"Senior management commitment to IT" - a phrase which seems to be understood as a critical success factor within organisational success, but so often not obtained. Organisations are realising that IT can improve business efficiencies and performance, and can be an enabler of new products and services to the business and, ultimately, give them an edge over their competitors.
According to Gartner, organisations spend an average of approximately 2% of their turnover on expensive technology. But many IT initiatives fail, and the high price that "C-level" executives pay for the technology is not realised.
In the 2002 Engagement Project Office Survey conducted by KPMG, it was found that over half (56%) of participating companies said they had experienced failed projects within the preceding 12 months with an average failed project cost of just under R90 million. The largest cost of failure of all participants was R1.6 billion.

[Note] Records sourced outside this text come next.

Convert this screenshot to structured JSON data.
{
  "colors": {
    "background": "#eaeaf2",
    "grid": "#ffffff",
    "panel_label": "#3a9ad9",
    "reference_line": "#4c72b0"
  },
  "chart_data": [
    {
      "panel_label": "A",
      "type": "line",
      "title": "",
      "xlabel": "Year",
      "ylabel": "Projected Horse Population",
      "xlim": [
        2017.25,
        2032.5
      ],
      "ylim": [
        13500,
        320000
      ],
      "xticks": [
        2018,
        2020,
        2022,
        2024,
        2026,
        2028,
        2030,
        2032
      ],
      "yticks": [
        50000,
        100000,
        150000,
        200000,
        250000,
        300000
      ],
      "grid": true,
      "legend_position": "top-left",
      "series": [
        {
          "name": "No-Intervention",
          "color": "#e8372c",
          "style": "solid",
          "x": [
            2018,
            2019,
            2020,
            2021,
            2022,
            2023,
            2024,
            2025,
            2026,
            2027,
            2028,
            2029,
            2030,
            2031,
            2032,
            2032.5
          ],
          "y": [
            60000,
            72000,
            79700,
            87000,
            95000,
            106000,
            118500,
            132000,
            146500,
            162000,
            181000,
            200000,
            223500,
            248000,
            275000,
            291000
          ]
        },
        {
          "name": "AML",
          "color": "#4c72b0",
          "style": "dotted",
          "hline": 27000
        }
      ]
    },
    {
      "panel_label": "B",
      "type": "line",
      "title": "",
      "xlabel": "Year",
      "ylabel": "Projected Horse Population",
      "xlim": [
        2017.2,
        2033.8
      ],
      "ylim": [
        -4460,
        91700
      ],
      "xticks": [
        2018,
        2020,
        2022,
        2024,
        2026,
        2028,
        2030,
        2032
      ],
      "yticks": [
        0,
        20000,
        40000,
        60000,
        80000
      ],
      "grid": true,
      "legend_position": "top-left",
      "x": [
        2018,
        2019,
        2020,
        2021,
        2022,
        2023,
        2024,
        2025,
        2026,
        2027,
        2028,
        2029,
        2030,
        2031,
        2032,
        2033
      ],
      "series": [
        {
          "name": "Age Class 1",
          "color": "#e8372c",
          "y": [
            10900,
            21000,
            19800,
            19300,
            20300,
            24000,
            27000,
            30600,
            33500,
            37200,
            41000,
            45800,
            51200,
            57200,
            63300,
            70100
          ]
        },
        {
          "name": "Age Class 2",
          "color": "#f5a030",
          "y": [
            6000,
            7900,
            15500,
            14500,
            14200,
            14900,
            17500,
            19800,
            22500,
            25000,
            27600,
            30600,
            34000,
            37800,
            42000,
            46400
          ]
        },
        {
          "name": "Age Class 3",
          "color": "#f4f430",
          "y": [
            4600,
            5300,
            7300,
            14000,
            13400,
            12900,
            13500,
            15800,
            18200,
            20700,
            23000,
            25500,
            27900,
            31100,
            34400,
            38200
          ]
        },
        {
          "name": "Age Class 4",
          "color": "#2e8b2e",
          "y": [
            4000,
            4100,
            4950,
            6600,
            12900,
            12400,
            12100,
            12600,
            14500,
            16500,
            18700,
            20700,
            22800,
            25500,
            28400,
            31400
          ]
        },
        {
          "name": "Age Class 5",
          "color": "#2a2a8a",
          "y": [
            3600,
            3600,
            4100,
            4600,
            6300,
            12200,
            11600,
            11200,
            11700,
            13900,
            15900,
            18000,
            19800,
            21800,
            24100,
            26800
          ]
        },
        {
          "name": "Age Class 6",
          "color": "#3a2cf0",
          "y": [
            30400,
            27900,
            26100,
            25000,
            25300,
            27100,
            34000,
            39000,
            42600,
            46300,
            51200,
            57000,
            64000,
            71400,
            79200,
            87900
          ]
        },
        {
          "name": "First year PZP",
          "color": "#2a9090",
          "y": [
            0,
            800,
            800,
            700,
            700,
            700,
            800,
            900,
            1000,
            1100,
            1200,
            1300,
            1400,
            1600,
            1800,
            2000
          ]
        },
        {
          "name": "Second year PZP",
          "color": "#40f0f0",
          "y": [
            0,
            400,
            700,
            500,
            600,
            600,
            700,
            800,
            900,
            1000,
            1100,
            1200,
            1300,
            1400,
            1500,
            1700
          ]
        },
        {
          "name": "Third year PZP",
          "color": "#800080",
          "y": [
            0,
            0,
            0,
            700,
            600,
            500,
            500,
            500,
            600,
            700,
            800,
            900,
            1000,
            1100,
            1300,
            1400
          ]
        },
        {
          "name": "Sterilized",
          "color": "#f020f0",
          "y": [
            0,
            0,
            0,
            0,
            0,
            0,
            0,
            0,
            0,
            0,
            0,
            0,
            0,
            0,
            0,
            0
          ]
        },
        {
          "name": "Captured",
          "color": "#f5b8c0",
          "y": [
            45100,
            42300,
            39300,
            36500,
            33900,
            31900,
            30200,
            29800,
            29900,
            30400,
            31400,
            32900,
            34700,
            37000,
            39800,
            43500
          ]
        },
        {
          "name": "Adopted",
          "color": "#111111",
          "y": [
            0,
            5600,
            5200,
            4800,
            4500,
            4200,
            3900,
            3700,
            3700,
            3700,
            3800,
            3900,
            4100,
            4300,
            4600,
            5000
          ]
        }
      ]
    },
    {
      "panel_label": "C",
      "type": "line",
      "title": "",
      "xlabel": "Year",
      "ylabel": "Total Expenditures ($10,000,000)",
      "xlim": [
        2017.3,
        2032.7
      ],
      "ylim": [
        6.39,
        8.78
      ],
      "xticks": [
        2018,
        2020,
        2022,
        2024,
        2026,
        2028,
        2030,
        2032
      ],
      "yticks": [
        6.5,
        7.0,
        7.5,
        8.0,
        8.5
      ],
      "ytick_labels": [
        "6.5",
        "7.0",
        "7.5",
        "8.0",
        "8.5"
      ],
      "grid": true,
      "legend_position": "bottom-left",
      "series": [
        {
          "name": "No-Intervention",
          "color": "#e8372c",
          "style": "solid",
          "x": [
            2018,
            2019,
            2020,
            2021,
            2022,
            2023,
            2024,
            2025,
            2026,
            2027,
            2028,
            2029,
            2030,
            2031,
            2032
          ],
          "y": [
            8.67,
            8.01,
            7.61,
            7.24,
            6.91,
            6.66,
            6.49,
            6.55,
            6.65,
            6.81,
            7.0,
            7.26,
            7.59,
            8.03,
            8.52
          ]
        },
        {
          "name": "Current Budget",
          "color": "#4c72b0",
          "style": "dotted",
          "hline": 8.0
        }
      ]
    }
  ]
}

So what are the reasons for this?
Weill and Ross (Harvard Business Review, June 2002) attribute these failures to lack of management commitment, and indicate that when senior managers abdicate their IT responsibilities, disaster often occurs. Senior management should create a transformational vision for the organisation. They should provide strategic direction for the rest of the organisation to follow and be the drivers of commitment for all stakeholders. To do this, they need to understand what these IT initiatives are.
Weill and Ross suggest six initiatives which should require top management involvement: the spend on IT, prioritising IT projects, which areas of IT should be centralised and standardised, how good various IT services should be, the appetite for IT security risk and accountability outside of IT for failed IT initiatives.
Management commitment as an ongoing requirement
Management needs to display commitment from inception to completion of an initiative. It is most important that this commitment is maintained throughout the lifecycle of the initiative, and not only during the initial decision-making period. In many projects in which KPMG has been involved, top management displays enormous amounts of enthusiasm at the outset, and once the decisions have been made, senior managers leave the remainder of the project in the hands of IT management and the lower level employees, not realising the importance of their continued commitment and support. During the lifecycle of an initiative, there are many decisions which are made in which management need to be involved.
Lack of management involvement may result in projects not maintaining their focus to the business strategy, IT spend not directed to business priorities, deviation from the initial objectives, emphasis placed in areas that do not benefit the business, and business value never being measured and thus not realised and input from the incorrect levels of the organisation resulting in failed projects.
Concluding thoughts
Despite the evidence which so clearly points to the importance of senior management commitment to IT, it continues to be a struggle to obtain. Top management should place high priority on their continued involvement in IT initiatives to enable an IT function which is a strong enabler to business and drives success and change in the organisation.